Modus Tollens (Woodwose)
2017
6 photogravure images printed from copper plates in a single color on Arches En-Tout-Cas with letterpress title page, essay by Samantha Rippner, and colophon
Edition of 10
Paper size: 11 ¾ x 14 inches
Plate size: 7 ¼  x 10 inches
printed by Adrian Gonzalez at Flying Horse Editions
published by P.S. Marlowe




“The shadowy forest captured in the six photogravures that make up Glen Baldridge’s Modus Tollens –Woodwose strikes at our greatest fears and anxieties.  Serving as the backdrop for sinister acts in countless fairy tales and horror films, the woods represent the collective nightmare of our youth.  Unlike landscape imagery which has traditionally served as the background for more pressing human interaction or has shown the sublime grandeur of the natural world, Baldridge’s images are presented close-up, tightly cropped and seemingly devoid of human life.  They highlight the claustrophobia of the forest, a place where we are not safe, especially under the cover of night.    


In homage to found footage horror films such as The Blair Witch Project, Baldridge offers us entry into his images through an occasional break or path in the brush.  We become first-person observers or witnesses to an event that has yet to take place, struggling to adjust in the darkness and focus our eye on what is in front of us.  The immediacy of the images and our unease with the unknown cast a lingering threat over our viewing experience.  Their graininess and rich range of black tones, offset by illuminating flashes of white light, lend an air of authenticity to their spectral quality, which culminates in a gauzy apparition floating among a delicate web of tree branches.
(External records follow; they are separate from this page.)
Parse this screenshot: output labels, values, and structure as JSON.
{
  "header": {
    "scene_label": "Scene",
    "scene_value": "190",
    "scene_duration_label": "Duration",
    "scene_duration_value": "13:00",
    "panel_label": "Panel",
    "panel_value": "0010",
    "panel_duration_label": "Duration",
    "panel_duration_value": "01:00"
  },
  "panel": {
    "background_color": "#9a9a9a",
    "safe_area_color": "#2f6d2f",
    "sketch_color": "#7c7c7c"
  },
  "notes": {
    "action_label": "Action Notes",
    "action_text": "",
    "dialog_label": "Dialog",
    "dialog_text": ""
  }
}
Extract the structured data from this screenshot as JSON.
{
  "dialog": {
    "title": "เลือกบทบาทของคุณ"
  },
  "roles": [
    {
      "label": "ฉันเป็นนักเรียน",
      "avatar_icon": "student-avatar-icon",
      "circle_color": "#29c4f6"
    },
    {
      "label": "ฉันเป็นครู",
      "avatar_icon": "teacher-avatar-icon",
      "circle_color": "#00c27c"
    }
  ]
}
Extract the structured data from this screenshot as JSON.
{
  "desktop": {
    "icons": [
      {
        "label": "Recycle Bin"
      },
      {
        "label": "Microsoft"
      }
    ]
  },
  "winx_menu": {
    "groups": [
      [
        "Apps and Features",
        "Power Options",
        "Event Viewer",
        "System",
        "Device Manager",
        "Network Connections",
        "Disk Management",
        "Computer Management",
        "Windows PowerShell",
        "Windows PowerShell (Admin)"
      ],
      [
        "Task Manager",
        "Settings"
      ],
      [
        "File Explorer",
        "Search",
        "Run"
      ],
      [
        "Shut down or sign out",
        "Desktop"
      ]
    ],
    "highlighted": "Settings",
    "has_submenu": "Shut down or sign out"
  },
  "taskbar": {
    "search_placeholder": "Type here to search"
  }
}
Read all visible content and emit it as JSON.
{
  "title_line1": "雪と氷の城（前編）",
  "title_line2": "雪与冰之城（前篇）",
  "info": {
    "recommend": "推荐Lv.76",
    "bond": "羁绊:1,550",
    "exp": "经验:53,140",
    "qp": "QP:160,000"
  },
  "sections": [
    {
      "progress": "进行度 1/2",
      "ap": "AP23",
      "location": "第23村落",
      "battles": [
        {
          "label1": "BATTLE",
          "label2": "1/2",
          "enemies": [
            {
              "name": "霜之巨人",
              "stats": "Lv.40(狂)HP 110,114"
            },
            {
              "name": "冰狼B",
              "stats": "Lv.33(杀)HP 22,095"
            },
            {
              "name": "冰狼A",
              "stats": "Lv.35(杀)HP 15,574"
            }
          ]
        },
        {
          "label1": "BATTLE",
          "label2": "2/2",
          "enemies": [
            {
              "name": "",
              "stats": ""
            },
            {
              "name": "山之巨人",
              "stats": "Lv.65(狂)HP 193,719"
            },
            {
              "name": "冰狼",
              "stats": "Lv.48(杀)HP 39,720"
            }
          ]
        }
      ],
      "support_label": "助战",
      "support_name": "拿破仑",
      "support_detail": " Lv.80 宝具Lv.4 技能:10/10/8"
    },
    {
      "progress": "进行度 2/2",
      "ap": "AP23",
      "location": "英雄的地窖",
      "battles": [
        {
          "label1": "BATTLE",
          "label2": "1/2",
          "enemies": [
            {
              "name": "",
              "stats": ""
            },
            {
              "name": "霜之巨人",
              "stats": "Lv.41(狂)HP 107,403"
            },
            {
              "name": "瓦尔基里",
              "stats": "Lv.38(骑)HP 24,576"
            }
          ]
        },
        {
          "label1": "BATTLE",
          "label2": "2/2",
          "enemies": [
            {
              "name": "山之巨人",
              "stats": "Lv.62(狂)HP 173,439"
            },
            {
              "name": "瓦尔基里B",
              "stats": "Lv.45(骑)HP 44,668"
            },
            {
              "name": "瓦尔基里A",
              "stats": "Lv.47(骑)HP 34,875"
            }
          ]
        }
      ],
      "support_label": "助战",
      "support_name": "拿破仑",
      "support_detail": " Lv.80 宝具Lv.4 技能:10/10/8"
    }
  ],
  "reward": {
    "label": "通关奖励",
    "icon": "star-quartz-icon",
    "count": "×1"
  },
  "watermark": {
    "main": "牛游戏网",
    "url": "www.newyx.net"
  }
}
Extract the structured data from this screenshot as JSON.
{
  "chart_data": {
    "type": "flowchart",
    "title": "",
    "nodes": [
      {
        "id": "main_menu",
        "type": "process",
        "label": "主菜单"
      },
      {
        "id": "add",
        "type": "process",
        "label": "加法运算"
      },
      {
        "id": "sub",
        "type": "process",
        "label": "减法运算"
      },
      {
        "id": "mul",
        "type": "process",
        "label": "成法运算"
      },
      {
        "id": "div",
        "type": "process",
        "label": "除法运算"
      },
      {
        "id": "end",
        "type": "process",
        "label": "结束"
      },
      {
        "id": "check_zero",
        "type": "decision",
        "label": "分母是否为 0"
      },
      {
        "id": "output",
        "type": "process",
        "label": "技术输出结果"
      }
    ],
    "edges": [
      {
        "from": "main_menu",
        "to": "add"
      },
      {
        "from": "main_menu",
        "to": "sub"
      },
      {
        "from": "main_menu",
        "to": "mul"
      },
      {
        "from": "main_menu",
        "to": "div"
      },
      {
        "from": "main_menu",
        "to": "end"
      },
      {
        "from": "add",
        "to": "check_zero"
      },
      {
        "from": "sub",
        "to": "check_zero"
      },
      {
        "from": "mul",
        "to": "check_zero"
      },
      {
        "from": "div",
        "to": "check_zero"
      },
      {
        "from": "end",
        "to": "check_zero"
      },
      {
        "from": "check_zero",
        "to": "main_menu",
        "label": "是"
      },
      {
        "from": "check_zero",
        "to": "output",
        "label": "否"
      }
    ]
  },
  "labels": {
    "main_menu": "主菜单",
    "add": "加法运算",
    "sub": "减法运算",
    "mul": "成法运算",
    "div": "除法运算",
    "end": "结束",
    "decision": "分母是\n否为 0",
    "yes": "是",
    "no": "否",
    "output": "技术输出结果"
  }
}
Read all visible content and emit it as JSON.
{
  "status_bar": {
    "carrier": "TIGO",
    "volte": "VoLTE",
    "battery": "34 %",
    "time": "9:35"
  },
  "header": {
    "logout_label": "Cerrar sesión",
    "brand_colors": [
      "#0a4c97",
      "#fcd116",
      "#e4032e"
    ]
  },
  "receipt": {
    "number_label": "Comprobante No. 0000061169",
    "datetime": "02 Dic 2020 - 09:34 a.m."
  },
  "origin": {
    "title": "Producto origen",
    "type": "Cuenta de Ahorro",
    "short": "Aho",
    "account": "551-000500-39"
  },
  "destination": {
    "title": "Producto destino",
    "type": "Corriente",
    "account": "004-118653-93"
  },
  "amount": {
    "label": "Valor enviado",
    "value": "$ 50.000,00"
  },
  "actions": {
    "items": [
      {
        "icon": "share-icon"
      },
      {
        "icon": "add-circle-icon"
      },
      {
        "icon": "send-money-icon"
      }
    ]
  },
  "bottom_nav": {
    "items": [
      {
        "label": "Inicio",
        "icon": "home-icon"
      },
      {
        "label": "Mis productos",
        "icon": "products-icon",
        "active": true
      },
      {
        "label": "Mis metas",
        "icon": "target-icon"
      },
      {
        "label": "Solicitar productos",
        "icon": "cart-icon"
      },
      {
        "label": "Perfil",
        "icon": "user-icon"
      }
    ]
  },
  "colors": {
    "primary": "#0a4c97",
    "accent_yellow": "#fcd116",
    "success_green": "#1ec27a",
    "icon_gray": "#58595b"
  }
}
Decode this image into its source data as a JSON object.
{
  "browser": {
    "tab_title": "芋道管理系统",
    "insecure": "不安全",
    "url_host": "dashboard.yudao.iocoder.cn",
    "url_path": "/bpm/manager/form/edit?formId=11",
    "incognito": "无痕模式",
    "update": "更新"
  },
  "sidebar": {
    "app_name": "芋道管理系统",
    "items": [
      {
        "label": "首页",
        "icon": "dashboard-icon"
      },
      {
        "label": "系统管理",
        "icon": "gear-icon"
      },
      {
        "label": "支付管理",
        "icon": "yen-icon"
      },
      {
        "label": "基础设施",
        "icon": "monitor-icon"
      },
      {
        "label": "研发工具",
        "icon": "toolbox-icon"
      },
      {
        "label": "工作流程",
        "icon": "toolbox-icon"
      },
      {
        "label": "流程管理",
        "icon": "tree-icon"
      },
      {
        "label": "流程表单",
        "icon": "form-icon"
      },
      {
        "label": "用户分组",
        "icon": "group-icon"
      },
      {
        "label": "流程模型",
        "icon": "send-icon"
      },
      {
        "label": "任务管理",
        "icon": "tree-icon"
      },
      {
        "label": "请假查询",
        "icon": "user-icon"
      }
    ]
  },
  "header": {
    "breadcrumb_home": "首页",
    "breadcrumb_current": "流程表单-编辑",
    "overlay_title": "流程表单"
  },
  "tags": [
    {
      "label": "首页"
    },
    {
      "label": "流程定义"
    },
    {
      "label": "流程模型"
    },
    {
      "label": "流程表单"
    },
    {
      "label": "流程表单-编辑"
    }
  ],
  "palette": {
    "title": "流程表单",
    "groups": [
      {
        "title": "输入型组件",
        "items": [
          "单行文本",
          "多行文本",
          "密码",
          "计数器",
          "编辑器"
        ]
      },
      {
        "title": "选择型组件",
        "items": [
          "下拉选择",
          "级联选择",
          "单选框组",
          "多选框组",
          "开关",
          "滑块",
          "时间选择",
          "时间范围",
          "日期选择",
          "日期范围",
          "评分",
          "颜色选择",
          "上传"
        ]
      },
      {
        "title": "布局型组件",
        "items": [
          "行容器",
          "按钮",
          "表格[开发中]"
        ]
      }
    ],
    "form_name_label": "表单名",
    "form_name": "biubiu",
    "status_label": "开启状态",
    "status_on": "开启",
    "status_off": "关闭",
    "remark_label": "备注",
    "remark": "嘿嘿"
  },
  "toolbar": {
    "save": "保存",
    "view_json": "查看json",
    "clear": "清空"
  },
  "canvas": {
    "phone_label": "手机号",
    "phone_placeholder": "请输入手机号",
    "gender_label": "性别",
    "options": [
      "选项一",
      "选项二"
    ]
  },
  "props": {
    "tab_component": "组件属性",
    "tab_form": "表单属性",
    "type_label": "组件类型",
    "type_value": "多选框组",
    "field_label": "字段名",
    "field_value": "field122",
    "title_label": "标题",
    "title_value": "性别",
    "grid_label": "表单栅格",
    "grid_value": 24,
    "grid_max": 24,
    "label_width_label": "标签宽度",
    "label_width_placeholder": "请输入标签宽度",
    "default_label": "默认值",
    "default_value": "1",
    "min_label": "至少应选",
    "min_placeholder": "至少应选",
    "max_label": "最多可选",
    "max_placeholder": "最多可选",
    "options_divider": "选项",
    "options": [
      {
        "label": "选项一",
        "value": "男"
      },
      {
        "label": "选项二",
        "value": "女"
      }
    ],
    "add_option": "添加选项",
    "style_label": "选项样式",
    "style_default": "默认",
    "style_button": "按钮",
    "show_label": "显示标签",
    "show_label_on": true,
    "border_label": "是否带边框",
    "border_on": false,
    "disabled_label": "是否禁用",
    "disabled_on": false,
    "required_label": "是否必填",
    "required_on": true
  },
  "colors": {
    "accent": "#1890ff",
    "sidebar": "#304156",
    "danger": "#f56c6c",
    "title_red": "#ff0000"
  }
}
Baldridge used a low resolution game camera set up in the woods of Exeter, Rhode Island to produce these images, removing his hand from their making and relying on the motion of somebody or something else to generate the shot.  Without any visual evidence, it is difficult to know what activated the camera though Baldridge hypothesizes a theory in his titling of the series.  Could it be the Woodwose or wild man of the woods?  This half man, half animal creature, a mythological figure popular in Medieval art who figured prominently in the work of Albrecht Dürer, is a distant cousin to such pop culture phenomena as the Yeti, Bigfoot or Sasquatch.  The legend of the Woodwose spans more than 500 years - from Dürer to Baldridge, from mythological figure to B-movie star – yet the debate surrounding its validity still seems to roil.  As Baldridge questions in the flawed logic of Modus Tollens:  If we don’t see it, then does it not exist?


While Baldridge’s pop culture references add an element of humor and kitsch to this series, the underlying anxiety associated with what lurks or takes place in the woods at night, what is real or warranted and what is not, lies at the heart of these images.  They seem a prescient metaphor for the trepidation being stoked by real life wild men today.”